Second, insert some rows into the colors table:

INSERT INTO
  colors (bcolor, fcolor)
VALUES
  ('red', 'red'),
  ('red', 'red'),
  ('red', NULL),
  (NULL, 'red'),
  (NULL, NULL),
  ('green', 'green'),
  ('blue', 'blue'),
  ('blue', 'blue');

Third, retrieve the data from the colors table using the SELECT statement:

SELECT
  id,
  bcolor,
  fcolor
FROM
  colors;

Output:

id | bcolor | fcolor
----+--------+--------
  1 | red    | red
  2 | red    | red
  3 | red    | null
  4 | null   | red
  5 | null   | null
  6 | green  | green
  7 | blue   | blue
  8 | blue   | blue
(8 rows)

1) PostgreSQL SELECT DISTINCT one column example

The following statement selects unique values from the bcolor column of the t1 table and sorts the result set in alphabetical order by using the ORDER BY clause.

SELECT
  DISTINCT bcolor
FROM
  colors
ORDER BY
  bcolor;

Output:

bcolor
--------
 blue
 green
 red
 null
(4 rows)

The bcolor column has 3 red values, two NULL, 1 green value, and two blue values. The DISTINCT removes two read values, 1 NULL, and one blue.
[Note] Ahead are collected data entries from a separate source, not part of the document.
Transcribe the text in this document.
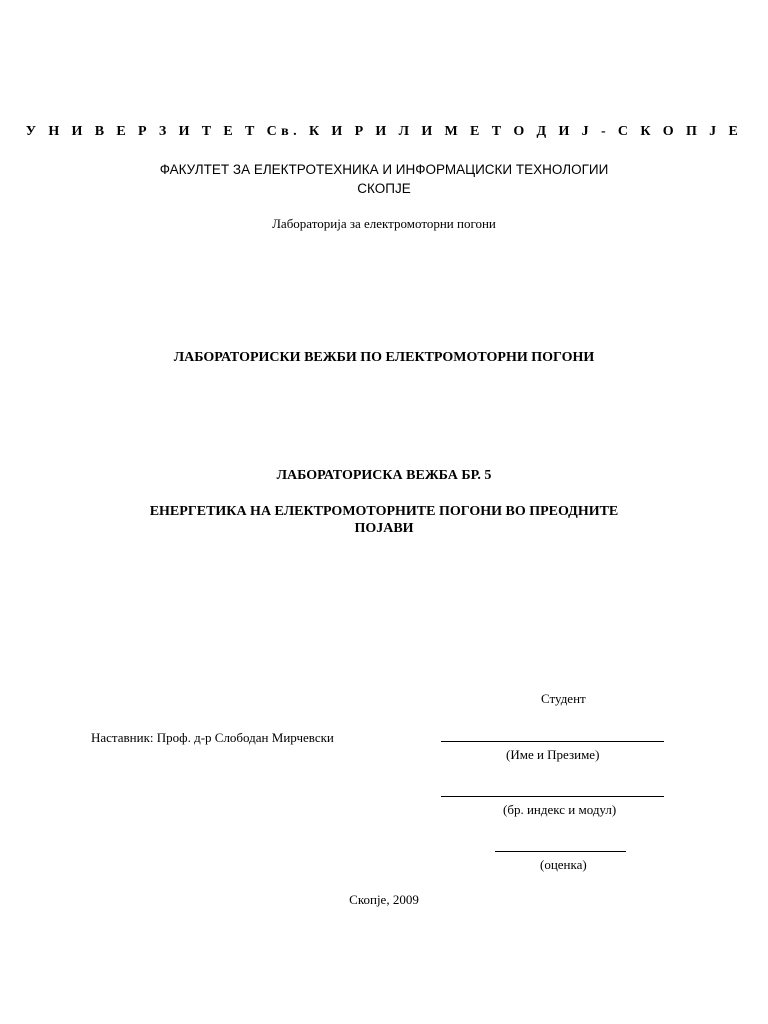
У Н И В Е Р З И Т Е Т Св. К И Р И Л И М Е Т О Д И Ј - С К О П Ј Е
ФАКУЛТЕТ ЗА ЕЛЕКТРОТЕХНИКА И ИНФОРМАЦИСКИ ТЕХНОЛОГИИ
СКОПЈЕ
Лабораторија за електромоторни погони
ЛАБОРАТОРИСКИ ВЕЖБИ ПО ЕЛЕКТРОМОТОРНИ ПОГОНИ
ЛАБОРАТОРИСКА ВЕЖБА БР. 5
ЕНЕРГЕТИКА НА ЕЛЕКТРОМОТОРНИТЕ ПОГОНИ ВО ПРЕОДНИТЕ
ПОЈАВИ
Студент
Наставник: Проф. д-р Слободан Мирчевски
(Име и Презиме)
(бр. индекс и модул)
(оценка)
Скопје, 2009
Note that PostgreSQL treats NULLs as duplicates so that it keeps one NULL for all NULLs when you apply the SELECT DISTINCT clause.

2) SELECT DISTINCT on multiple columns

The following statement applies the SELECT DISTINCT clause to both bcolor and fcolor columns:

SELECT
  DISTINCT bcolor, fcolor
FROM
  colors
ORDER BY
  bcolor,
  fcolor;

Output:

bcolor | fcolor
--------+--------
 blue   | blue
 green  | green
 red    | red
 red    | null
 null   | red
 null   | null
(6 rows)

In this example, the query uses the values from both bcolor and fcolor columns to evaluate the uniqueness of rows.

3) Using the SELECT DISTINCT clause in practice

In practice, you often use the SELECT DISTINCT clause to analyze the uniqueness of values in a column.

For example, you may want to know how many rental rates for films from the film table:

PostgreSQL SELECT DISTINCT - sample table To achieve this, you can specify the rental_rate column in the SELECT DISTINCT clause as follows:

SELECT DISTINCT
  rental_rate
FROM
  film
ORDER BY
  rental_rate;

Output:

rental_rate
-------------
        0.99
        2.99
        4.99
(3 rows)

The output indicates that there are only three distinct rental rates 0.99, 2.99, and 4.99.

Summary

Use the SELECT DISTINCT to remove duplicate rows from a result set of a query.